/Annif_data_exp

Automatic subject assignment for KB ebooks using Annif.

Primary LanguageJupyter Notebook

Experiments using Annif to suggest suitable Brinkman subjects

Introduction

Annif is an opensource tool for automated subject indexing and classification developed at the National Library of Finland. Annif uses a user given controlled vocabulary (e.g. thesaurus) and pre-labeled data to train models that can than be used to assign subjects to a new input text. This repository contains files created while researching the use of Annif with ebook data from the KB using the Brinkman thesaurus as controlled vocabulary.

Results

  • annif_uitkomsten.xlsx contains all Annif evaluation outcomes of experiments using different backends and settings. Each tab contains outcomes using a different subset of the original dataset (datasets not on github):

    • subset 1 ggc1: subset with summaries from all ebooks in original dataset.
    • subset 2 ggc2: subset with summaries, titles and subtitles from all ebooks in original dataset.
    • subset 3 ggc_zaaktrefwoorden: subset with summaries, titles and subtitles from ebooks which got assigned one or more Brinkman subjects refering to content.
    • subset 4 ggc_vormtrefwoorden: subset with summaries, titles and subtitles from ebooks which got assigned one or more Brinkman subjects refering to form.
  • Annif aantekeningen folder contains documentation as tex/pdf.

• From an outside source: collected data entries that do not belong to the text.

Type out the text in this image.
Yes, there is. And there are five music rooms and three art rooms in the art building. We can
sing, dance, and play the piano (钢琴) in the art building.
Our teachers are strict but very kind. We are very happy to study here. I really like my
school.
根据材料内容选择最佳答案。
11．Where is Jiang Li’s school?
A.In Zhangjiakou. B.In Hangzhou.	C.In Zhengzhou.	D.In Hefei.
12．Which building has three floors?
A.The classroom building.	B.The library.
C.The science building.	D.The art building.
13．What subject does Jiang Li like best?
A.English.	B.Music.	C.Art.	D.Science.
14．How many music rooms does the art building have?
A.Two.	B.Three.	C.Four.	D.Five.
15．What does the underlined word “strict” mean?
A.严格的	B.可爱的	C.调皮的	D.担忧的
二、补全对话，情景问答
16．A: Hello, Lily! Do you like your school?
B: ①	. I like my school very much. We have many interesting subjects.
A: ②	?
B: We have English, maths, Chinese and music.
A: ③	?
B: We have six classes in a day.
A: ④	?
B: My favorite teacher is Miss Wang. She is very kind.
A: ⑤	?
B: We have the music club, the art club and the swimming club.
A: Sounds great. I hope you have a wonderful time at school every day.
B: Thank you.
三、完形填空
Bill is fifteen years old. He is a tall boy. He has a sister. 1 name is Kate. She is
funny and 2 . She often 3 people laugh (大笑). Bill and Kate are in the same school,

Generate document corpus for use in Annif

  • generate_dataset_annif.ipynb is a Jupyter Notebook file to generate a document corpus usable by Annif from raw GGC data.

Initial analysis of Brinkman subjects in GGC-dataset

  • Initial_analysis_ggc_dataset.ipynb is a Jupyter Notebook file to get a feel for the Brinkman subjects available in the source data.

Preliminary investigation on similarities between Thema and Brinkman thesaurus

Files located in thema_thes folder.

  • Generate_thema_tsv.py is a Python file to convert Thema thesaurus XML file into a TSV file to be used as Annif vocab.
  • compare_Brinkman_and_Thema.ipynb contains some exploratory investigation on similarities between Brinkman and Thema thesaurus.
  • brinkman_thema_overlap.tsv contains Brinkman subjects which are also found in Thema.